Neurosis

Honor Found In Decay

BY Natalie Zina WalschotsPublished Oct 29, 2012

8
While terms like genre-defining are thrown around a bit to easily in a great deal of music criticism, there can be no question that, from the very outset, Neurosis have created their own place in heavy music, with the relentless, immense force of a glacier carving its way across the landscape, rearranging the face of continents in the process. Honor Found In Decay is the tenth full-length studio album from Neurosis, and the fifth handled by engineer Steve Albini. Honor Found In Decay is defined by a much quieter energy than in their previous output, a type of brooding restraint that gives the album a sense of gravity and maturity. However, the strengths of Neurosis remain intact, with their impossible, pondering weight and vast, looping song structures still in place.

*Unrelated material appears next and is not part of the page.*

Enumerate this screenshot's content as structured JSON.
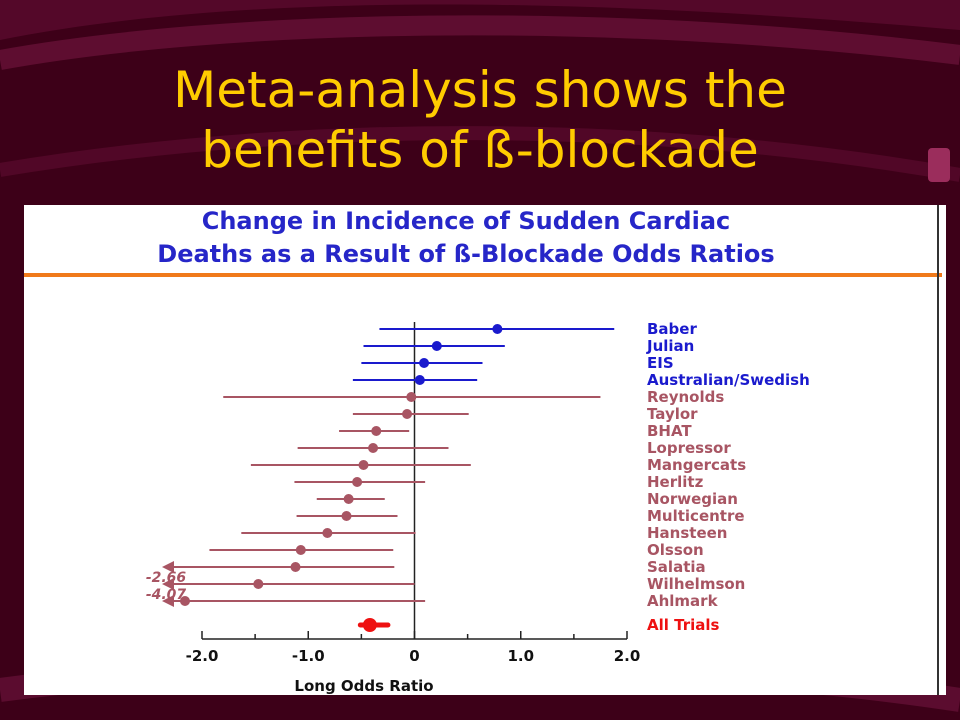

It's simply that the gears in this massive grinding machine are better oiled, the process of winnowing the listener down to the finest grind smoother than before. "My Heart For Deliverance" finds unexpected moments of vulnerability and softness, while "Raise The Dawn" manages to make the rocking hopelessness of a funeral dirge somehow freeing and uplifting. While the execution has become more precise, more considered, the gigantic, swooping structures of the songs remain as thick and muscular as the Midgard Serpent, undulating around and encircling the world.